Archived Site: Jonestown Survivor

Information Concerning this Archived Site

Source: https://jonestownsurvivor.com (Inactive)

This is the archive of a large website of articles and blogs published in conjunction with the book, Jonestown Survivor: An Insider’s Look. The book and all the material in this archive were written by Laura Johnston Kohl, a member of Peoples Temple who survived the tragedy in Jonestown by being in Guyana’s capital city of Georgetown on 18 November 1978.

Following the twentieth anniversary of the Jonestown tragedy, Ms. Johnston Kohl became a prolific writer and active public speaker, work she continued to do until shortly before her death on 19 November 2019. She also made herself available to family members of those who perished in Guyana and scholars who try to understand the calamity of the ending. Finally, she was a generous contributor of articles and remembrances for the Alternative Considerations site, all of which may be found here.

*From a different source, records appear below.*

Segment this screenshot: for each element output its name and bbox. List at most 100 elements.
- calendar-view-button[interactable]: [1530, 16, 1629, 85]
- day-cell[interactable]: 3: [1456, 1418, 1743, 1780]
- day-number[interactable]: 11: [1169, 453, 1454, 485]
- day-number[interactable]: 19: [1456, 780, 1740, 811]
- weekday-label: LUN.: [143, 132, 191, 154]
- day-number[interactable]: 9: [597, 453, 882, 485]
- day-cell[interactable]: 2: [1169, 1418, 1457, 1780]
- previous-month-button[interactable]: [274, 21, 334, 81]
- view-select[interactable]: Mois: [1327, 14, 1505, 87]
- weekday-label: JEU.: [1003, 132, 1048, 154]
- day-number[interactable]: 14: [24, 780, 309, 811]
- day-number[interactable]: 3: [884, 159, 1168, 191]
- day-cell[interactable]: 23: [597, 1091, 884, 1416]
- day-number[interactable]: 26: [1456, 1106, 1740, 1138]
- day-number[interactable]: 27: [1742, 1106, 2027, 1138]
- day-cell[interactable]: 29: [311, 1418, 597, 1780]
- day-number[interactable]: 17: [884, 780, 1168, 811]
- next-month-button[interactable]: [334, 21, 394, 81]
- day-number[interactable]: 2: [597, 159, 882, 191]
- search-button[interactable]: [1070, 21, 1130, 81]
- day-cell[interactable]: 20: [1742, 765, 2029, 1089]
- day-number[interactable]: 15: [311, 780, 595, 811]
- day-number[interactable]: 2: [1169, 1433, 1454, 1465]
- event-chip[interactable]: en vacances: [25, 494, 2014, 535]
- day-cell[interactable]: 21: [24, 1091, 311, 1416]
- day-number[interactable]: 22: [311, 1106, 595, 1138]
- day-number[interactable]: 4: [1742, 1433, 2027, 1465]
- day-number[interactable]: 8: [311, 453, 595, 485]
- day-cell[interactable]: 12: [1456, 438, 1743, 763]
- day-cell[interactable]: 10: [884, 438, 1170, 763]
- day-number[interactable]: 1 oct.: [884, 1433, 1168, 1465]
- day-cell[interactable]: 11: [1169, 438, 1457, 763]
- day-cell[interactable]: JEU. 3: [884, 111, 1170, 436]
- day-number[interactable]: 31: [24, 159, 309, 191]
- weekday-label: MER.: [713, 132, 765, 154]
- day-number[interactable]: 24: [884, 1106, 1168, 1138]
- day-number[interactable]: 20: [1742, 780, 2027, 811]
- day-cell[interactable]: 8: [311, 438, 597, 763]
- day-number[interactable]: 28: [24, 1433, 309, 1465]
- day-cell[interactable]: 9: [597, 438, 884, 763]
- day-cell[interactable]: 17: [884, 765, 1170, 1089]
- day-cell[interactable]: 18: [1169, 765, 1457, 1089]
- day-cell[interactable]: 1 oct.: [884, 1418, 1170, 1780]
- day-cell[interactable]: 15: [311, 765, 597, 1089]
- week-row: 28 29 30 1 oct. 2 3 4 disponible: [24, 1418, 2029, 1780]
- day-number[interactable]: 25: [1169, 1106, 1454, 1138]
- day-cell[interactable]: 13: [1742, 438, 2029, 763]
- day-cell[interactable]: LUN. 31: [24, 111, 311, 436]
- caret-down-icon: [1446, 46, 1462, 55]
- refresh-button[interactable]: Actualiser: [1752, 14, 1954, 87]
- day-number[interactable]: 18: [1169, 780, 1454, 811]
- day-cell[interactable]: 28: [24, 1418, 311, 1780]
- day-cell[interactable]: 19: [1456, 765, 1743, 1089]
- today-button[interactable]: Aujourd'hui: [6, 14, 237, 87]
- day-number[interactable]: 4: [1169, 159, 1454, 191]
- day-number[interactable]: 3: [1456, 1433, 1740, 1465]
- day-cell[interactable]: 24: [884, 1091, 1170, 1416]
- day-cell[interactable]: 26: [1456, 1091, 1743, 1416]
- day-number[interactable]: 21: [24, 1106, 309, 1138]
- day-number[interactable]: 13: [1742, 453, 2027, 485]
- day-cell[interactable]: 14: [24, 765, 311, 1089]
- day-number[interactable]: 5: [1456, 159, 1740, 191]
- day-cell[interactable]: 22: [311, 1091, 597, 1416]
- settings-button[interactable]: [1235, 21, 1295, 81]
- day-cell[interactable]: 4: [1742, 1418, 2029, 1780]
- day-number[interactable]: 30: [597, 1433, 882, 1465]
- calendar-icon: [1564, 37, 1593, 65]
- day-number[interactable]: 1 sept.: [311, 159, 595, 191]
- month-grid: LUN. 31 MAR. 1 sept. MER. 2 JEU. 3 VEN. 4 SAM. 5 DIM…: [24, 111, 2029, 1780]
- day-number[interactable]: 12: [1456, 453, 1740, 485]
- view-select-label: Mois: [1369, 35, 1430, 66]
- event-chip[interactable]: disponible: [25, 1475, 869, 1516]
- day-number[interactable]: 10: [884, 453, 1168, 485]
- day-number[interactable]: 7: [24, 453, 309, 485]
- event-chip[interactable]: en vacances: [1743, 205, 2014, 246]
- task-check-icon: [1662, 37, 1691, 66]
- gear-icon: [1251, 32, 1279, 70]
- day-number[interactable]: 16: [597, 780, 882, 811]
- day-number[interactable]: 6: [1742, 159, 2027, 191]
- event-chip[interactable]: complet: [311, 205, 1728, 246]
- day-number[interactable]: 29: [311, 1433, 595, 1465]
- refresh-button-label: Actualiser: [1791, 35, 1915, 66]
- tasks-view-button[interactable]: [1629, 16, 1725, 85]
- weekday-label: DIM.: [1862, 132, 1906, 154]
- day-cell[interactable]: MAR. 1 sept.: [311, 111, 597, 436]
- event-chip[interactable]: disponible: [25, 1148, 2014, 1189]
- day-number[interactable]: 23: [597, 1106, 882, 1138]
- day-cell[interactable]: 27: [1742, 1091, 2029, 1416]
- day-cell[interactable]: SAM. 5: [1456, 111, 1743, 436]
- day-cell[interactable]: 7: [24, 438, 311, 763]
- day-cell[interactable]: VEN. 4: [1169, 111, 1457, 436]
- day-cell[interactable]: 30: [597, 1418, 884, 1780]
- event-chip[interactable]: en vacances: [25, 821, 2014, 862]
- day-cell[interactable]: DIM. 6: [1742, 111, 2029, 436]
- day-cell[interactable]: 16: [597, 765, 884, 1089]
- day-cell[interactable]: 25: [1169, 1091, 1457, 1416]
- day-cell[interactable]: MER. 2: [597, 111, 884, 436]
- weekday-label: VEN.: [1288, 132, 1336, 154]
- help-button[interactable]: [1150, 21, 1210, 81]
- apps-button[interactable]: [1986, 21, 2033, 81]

In the interest of preserving the information from her site for future generations of Jonestown scholars and researchers, the managers of this site obtained permission from Laura’s husband Ron Kohl to archive her work in its entirety. Both the archive and the book itself are published with his permission.

DOVER CREMAINS Join Remains of Jonestown Remains at Evergreen Cemetery

DOVER CREMAINS

In July 2014, in an abandoned funeral home in Dover, Delaware, nine cremains were found of Peoples Temple members who died in Jonestown. The relatives for seven of the victims were located.  Families of four of them – Maud Ester Perkins, Katherine Martha Domineck, Mary Johnson Rodgers, and Irra Jean Johnson – worked directly with the state of Delaware transfer the cremains for their own disposition. The families of three people – Irene Mason, Tony Gerard Walker, and Wanda Bonita King – requested that the cremains be interred adjacent to the existing Jonestown memorial at Evergreen Cemetery in Oakland, California. Efforts to locate relatives of the final two – Ruth Atkins and Ottie Mese Guy – were unsuccessful, and the medical examiner’s office made arrangements with Evergreen to receive them as well. The cremains of all five were interred at a service on the morning of October 20, 2014. At the 36th Anniversary gathering at Evergreen Cemetery on November 18, 2014, survivors, family members, and close friends put flowers over the graves of the five remains, and spoke of memories of these loved ones.